En application de cette loi, on cherche de temps en temps noise à un porteur de kippa ou de croix vraiment très grosse, voire à un sikh avec son turban, mais personne n’est dupe : ce sont les jeunes filles musulmanes qui sont visées. Et certains souhaitent étendre la portée de cette loi à l’université, et aussi interdire aux mères de famille porteuses de foulard de participer aux sorties scolaires de leurs jeunes enfants.

Comme l’écrit Shlomo Sand, « la République française, tout comme une partie des parents, se souciait davantage de ce qui couvrait la tête des élèves que de ce qui y pénétrait, dans le cadre de l’enseignement laïque. Quelques centimètres de tissu apparaissaient tout simplement plus importants qu’une première rencontre avec Voltaire et Rousseau, qu’une prise de connaissance enrichissante avec la théorie de l’évolution, avec l’affaire Dreyfus, et d’autres sujets laïques, visiblement moins importants aux yeux du législateur que le fait de porter un foulard. ».

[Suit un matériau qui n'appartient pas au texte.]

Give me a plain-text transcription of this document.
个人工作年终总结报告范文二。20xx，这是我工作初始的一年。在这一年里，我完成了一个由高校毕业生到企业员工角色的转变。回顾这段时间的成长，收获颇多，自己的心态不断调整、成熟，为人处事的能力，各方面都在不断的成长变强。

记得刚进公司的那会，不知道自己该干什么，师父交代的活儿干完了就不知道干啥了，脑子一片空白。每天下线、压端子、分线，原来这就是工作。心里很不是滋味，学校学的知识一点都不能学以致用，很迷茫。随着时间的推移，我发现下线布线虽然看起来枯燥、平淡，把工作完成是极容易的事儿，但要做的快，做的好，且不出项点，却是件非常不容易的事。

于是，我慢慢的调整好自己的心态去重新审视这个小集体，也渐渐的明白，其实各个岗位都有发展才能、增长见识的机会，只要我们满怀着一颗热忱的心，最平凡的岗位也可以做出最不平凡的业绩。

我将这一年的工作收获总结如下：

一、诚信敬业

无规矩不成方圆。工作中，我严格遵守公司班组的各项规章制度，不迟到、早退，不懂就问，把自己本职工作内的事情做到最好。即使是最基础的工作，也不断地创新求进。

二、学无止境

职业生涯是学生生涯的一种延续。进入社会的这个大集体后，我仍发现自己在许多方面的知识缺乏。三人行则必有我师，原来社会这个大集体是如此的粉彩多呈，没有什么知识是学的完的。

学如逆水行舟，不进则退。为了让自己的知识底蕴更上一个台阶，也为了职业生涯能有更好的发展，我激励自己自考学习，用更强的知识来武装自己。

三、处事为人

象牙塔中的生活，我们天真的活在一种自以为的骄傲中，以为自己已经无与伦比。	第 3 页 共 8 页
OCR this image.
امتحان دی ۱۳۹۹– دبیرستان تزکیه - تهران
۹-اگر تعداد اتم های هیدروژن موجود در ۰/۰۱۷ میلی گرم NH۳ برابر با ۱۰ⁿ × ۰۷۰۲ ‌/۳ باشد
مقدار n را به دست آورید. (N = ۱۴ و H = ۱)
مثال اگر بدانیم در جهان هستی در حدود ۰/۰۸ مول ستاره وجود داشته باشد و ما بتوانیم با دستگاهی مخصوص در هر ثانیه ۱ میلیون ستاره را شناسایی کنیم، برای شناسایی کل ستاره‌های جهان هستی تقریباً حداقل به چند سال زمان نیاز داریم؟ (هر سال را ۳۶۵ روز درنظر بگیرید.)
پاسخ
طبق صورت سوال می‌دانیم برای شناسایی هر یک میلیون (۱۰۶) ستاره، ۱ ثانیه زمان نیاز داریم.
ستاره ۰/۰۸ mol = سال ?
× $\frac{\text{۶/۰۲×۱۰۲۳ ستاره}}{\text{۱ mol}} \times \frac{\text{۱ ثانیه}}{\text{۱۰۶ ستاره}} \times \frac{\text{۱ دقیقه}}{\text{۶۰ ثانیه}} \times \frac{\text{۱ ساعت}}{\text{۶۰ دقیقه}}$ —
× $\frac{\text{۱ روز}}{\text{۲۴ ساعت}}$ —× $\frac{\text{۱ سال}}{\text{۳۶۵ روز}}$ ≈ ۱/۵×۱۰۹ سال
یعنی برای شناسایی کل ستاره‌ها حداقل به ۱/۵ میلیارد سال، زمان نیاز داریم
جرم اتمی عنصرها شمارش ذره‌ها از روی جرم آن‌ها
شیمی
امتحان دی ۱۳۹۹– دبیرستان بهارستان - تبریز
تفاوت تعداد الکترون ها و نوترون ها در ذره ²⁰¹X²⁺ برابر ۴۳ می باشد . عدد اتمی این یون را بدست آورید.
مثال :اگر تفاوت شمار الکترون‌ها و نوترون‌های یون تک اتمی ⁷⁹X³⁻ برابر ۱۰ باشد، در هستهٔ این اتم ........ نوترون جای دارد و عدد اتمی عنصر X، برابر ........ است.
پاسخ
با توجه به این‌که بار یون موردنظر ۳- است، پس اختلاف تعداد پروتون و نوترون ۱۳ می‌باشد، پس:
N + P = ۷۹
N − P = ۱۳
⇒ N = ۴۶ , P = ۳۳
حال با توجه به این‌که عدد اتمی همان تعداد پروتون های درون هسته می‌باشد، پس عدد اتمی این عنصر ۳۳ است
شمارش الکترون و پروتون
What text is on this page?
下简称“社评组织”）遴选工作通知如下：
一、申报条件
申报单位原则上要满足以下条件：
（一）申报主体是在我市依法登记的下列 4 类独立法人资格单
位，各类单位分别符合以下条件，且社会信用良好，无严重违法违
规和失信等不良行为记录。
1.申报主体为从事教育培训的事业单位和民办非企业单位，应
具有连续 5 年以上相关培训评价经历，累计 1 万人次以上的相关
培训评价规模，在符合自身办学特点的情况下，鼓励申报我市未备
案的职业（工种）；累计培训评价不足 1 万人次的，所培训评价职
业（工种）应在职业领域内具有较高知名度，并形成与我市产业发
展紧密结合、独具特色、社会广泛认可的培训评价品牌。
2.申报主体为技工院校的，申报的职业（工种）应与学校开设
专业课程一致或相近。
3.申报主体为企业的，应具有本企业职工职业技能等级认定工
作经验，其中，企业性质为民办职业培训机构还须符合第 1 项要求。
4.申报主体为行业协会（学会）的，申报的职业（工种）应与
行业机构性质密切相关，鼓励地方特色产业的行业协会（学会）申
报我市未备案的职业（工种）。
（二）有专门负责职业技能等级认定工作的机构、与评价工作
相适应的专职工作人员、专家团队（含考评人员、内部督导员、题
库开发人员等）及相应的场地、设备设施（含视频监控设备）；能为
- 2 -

Puisque l’on en appelle aux principes laïcs, rappelons la réponse d’Aristide Briand, rapporteur de la loi de séparation des Églises et de l’État, au député de la Drôme Charles Chabert qui voulait en amender l’article 24 pour interdire le port de la soutane dans l’espace public : « Au risque d’étonner l’honorable M. Chabert, je lui dirai que le silence du projet de loi au sujet du costume ecclésiastique, qui paraît le préoccuper si fort, n’a pas été le résultat d’une omission mais bien [celui] d’une délibération mûrement réfléchie. Il a paru à la commission que ce serait encourir, pour un résultat plus que problématique, le reproche d’intolérance et même s’exposer à un danger plus grave encore, le ridicule, que de vouloir, par une loi qui se donne pour but d’instaurer dans ce pays un régime de liberté au point de vue confessionnel, imposer aux ministres des cultes de modifier la coupe de leurs vêtements. ». Voilà qui était bien dit, et qui s’applique parfaitement à la question contemporaine du foulard islamique. Pour un exposé plus complet on pourra se reporter au rapport de Jean Baubérot devant la Commission consultative des Droits de l’Homme le 23 novembre 2009.

Charlie Hebdo

Comme Shlomo Sand et beaucoup d’autres, j’ai été révulsé par l’assassinat sauvage des journalistes de Charlie Hebdo le 7 janvier 2015, et pourtant, comme lui, je n’acceptais pas le style des caricatures relatives à l’Islam et aux musulmans que publiait le journal depuis 2005 ; il écrit : « Il y avait plus que de la laideur dans cette représentation méprisante et irrespectueuse de la croyance d’une minorité religieuse : le glissement permanent entre islam, musulmans et intégrisme radical était considéré comme “logique”, et n’a jamais fait l’objet d’une distinction aiguë. J’ai le triste souvenir d’une autre caricature, par Rasmus Sand Høyer, elle aussi importée du Danemark. On y voit Mahomet, barbu et l’air cruel, enveloppé dans une djellaba blanche, les yeux cachés et tenant un long couteau pointu, avec, à ses côtés, deux femmes voilées avec un niqab noir dont seul émerge un regard désespéré. Cette caricature ressemblait étonnamment à celles qui paraissaient dans La Libre Parole, le journal de Drumont, qui montrait toujours des juifs laids, amassant de gros sacs remplis d’argent. » D’autres caricatures étaient obscènes.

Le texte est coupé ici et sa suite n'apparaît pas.